Yaaaaaa hava alırsınız siz, ben kırkayağım, kırk ayakkabımla, hepsi de yepyeni, gıcır gıcır, koridordan geçiyorum: Turuncu, yedi, on, otuz beş, hepsi de yeni, diyorlar, hem de güneşteki renklerden daha güzel daha göz alıcı, affedersin kardeşim, biz seni yoksul sanmıştık, oysa senin kırk kürkün, kırk bileziğin, kırk sarayın, kırk havuzun, kırk güvercinin ve bir Zümrüdüanka kuşun varmış, bize gelsene oynayalım… Efendim, sosyal çabalarımız olmalı, bu millet tembel, bakın Almanlara nasıl da çalışkan adamlar, vızır vızır keratalar. Son gezimizde di mi canım? Canı, bakıştığı adamdan gözünü ayırdı, güldü, ön dişine dudak boyası bulaşmıştı. Siz rakıyı mı rahat içiyorsunuz? Viski aslında mideyi daha az yoruyormuş. Bir arsa vardı da çok devedikenleri doluydu orası, o çocuk yaşamimin ince, duygulu özgürlüğünü ne güzel derleyip topluyordu o arsalar; bu kente ne oldu bilemiyorum, çocuklara arsaları bırakmadılar, sıkıntıdan esneyen, akik koca binalarla dolduruyorlar.

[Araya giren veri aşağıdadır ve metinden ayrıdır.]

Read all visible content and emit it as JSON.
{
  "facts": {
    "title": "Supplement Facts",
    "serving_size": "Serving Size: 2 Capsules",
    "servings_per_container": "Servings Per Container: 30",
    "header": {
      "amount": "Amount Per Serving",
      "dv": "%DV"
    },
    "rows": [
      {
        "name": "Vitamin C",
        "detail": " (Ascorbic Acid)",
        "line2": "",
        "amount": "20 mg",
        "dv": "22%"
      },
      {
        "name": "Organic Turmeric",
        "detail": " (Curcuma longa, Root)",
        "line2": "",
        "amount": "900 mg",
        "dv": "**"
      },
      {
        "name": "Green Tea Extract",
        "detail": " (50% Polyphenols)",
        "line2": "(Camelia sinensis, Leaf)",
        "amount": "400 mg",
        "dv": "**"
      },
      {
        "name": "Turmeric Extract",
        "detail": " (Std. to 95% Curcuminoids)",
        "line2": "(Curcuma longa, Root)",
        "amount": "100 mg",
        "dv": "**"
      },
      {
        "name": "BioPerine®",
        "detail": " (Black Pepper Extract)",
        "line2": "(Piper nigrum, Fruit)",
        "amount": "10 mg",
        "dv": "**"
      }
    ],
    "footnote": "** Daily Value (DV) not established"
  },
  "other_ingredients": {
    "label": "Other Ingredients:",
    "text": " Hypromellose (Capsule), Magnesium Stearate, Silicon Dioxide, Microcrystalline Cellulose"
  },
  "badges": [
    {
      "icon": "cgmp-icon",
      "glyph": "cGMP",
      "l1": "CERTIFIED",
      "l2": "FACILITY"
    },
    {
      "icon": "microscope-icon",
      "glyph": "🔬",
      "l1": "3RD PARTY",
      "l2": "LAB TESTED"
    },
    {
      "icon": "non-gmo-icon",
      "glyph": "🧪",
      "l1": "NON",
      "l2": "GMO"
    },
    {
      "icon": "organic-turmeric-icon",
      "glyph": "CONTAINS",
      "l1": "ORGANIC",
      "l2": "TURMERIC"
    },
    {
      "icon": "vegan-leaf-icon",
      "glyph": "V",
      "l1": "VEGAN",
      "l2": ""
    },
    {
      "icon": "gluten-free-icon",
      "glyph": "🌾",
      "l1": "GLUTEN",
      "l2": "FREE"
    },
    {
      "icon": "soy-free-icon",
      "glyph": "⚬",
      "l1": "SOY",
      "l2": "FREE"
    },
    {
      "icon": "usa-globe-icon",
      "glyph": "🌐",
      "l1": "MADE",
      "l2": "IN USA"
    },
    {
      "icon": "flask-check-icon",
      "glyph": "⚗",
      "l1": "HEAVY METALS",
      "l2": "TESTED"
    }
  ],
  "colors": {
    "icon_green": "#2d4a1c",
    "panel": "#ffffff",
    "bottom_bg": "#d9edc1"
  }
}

Siz hep böyle akıllı görünme çabasında mısınız? Ayrıntıların kişisi olmadığınız o denli açık ki, sizin adınıza ben sıkılıyorum. Çağımızın abartılmış tilciklerini bir kullanmanız var ki… Hem bu odada bu kadar sağlıksız görüntüler taşıyarak havasız yaşamakta direnmenin sizce anlamı nedir? Üstelik kadınların dudak boyaları ve pudraları saat on ikiden sonra dökülüp ihtiyarlamaya başlıyor. Çok fazla kuşkulu, mutsuz, alımsız bir kadın kalabalığı, oysa ayakları ne kadar bakımlı, ayakkabılarını boyatmadan eskitiyorlar. Erkekler içtikçe gevşek ve kolay oluyorlar, sonra bu pörsümüşlüğün yarı karanlığına tek tek serin şarkılar yayılıyor. Sevgiden söz etmenin yeridir. Başlayabilirsiniz veya onun yerine neyi koydunuzsa. Karanlığın içine açan gece çiçeklerini diye bağırıyor biri. İçkili erkeklerle kadınların ihtiyarlamış evrenlerine açılacak bir çiçek.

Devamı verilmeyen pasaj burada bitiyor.